There is a growing need for alternative in vivo models in biomedical research due to ethical considerations, regulatory restrictions, and the drive to reduce reliance on traditional mammalian models. The 3Rs principle (Replacement, Reduction, and Refinement) encourages the development of models that minimize animal use while maintaining scientific rigor. The chicken embryo is emerging as a powerful alternative, offering a versatile and ethically favourable platform for studying nanoparticle distribution, toxicology, and drug delivery. Its rapid development and well-defined vasculature make it particularly suitable for in vivo studies, while its ex ovo cultivation further enhances accessibility and manipulation possibilities.^[1]

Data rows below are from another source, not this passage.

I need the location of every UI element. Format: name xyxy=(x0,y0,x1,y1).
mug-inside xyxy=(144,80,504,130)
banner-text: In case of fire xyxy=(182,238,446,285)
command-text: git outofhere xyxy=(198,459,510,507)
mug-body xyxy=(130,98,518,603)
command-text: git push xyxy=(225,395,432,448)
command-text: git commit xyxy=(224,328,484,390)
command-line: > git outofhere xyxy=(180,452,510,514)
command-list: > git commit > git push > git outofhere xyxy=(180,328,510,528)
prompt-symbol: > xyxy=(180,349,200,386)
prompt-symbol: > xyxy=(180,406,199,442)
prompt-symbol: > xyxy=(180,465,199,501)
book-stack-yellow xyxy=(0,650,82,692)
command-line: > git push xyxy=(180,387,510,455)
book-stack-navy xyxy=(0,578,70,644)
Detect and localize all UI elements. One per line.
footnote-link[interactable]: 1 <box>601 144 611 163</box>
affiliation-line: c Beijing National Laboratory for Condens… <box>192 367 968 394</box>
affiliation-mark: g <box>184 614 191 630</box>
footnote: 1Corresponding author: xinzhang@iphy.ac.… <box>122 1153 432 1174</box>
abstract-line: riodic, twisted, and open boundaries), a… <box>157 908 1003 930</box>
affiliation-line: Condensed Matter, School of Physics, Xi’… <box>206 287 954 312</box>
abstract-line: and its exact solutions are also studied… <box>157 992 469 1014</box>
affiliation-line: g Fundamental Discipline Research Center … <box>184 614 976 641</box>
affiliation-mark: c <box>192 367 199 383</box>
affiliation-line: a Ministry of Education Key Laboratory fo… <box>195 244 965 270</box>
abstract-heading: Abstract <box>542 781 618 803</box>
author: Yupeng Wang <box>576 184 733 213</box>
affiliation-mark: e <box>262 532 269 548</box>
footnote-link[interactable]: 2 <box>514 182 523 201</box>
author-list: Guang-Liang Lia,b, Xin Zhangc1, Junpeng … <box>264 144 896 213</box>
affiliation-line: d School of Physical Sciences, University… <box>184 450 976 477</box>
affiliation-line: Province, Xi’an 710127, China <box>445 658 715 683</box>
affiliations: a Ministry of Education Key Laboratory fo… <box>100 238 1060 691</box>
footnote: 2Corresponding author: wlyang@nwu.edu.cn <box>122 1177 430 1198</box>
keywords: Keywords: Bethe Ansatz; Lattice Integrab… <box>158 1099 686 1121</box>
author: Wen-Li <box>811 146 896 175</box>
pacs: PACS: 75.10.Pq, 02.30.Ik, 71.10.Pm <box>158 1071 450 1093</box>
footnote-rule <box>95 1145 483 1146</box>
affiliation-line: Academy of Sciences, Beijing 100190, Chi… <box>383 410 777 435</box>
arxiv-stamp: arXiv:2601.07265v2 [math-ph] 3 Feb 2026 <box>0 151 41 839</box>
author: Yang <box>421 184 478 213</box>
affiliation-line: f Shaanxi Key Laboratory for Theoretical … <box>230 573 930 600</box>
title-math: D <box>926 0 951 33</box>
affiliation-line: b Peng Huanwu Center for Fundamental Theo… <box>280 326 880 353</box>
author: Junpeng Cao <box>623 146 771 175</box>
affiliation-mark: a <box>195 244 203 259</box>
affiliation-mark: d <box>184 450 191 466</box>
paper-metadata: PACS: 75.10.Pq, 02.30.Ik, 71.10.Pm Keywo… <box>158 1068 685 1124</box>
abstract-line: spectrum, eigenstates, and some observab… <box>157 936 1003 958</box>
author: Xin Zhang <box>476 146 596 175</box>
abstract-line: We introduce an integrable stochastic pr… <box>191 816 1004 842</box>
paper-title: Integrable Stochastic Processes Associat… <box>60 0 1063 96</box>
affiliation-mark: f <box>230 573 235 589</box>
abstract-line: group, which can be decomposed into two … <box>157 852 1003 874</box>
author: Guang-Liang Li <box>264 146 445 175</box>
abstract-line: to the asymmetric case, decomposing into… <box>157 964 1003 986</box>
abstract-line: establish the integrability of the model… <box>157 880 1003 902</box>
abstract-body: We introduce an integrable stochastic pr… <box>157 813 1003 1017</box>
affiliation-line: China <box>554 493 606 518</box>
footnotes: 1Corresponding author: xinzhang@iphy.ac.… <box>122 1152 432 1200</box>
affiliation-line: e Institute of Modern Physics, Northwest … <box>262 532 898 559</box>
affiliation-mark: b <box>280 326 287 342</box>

In this study, laser ablation-inductively coupled plasma-time-of-flight mass spectrometry (LA-ICP-TOFMS) was employed to generate high-resolution elemental images from cross-sections of whole embryos, enabling a comprehensive multi-organ spatial distribution analysis of endogenous elements. This approach allows for the simultaneous investigation of major organs such as the heart, liver, stomach, intestine, gall bladder, bones, and brain within a single tissue thin section, providing valuable insights into organ-specific elemental signatures and biodistribution patterns.

To further enhance data interpretation, uniform manifold approximation and projection (UMAP)^[2] clustering was applied to the spatially resolved LA-ICP-TOFMS dataset, enabling data-depended classification of elemental signatures across different tissues. This dimensionality reduction method facilitates the identification of subtle biochemical variations and highlights the advantages of high-dimensional clustering for spectral analysis, especially in bioimaging.

The findings demonstrate the high potential of the chicken embryo as an alternative in vivo model for biomedical applications in analytical chemistry, offering a scientifically robust and ethically aligned platform for studying complex biological processes. In combination with LA-ICP-TOFMS, this model provides exceptional spatial resolution, making it a powerful platform for investigating element-specific distributions and their physiological relevance.

References

[1] D. Ribatti Reproductive Toxicology, 2017, 70, 97-101.

[2] L. McInnes, J. Healy, J. Melville arXiv, 2018.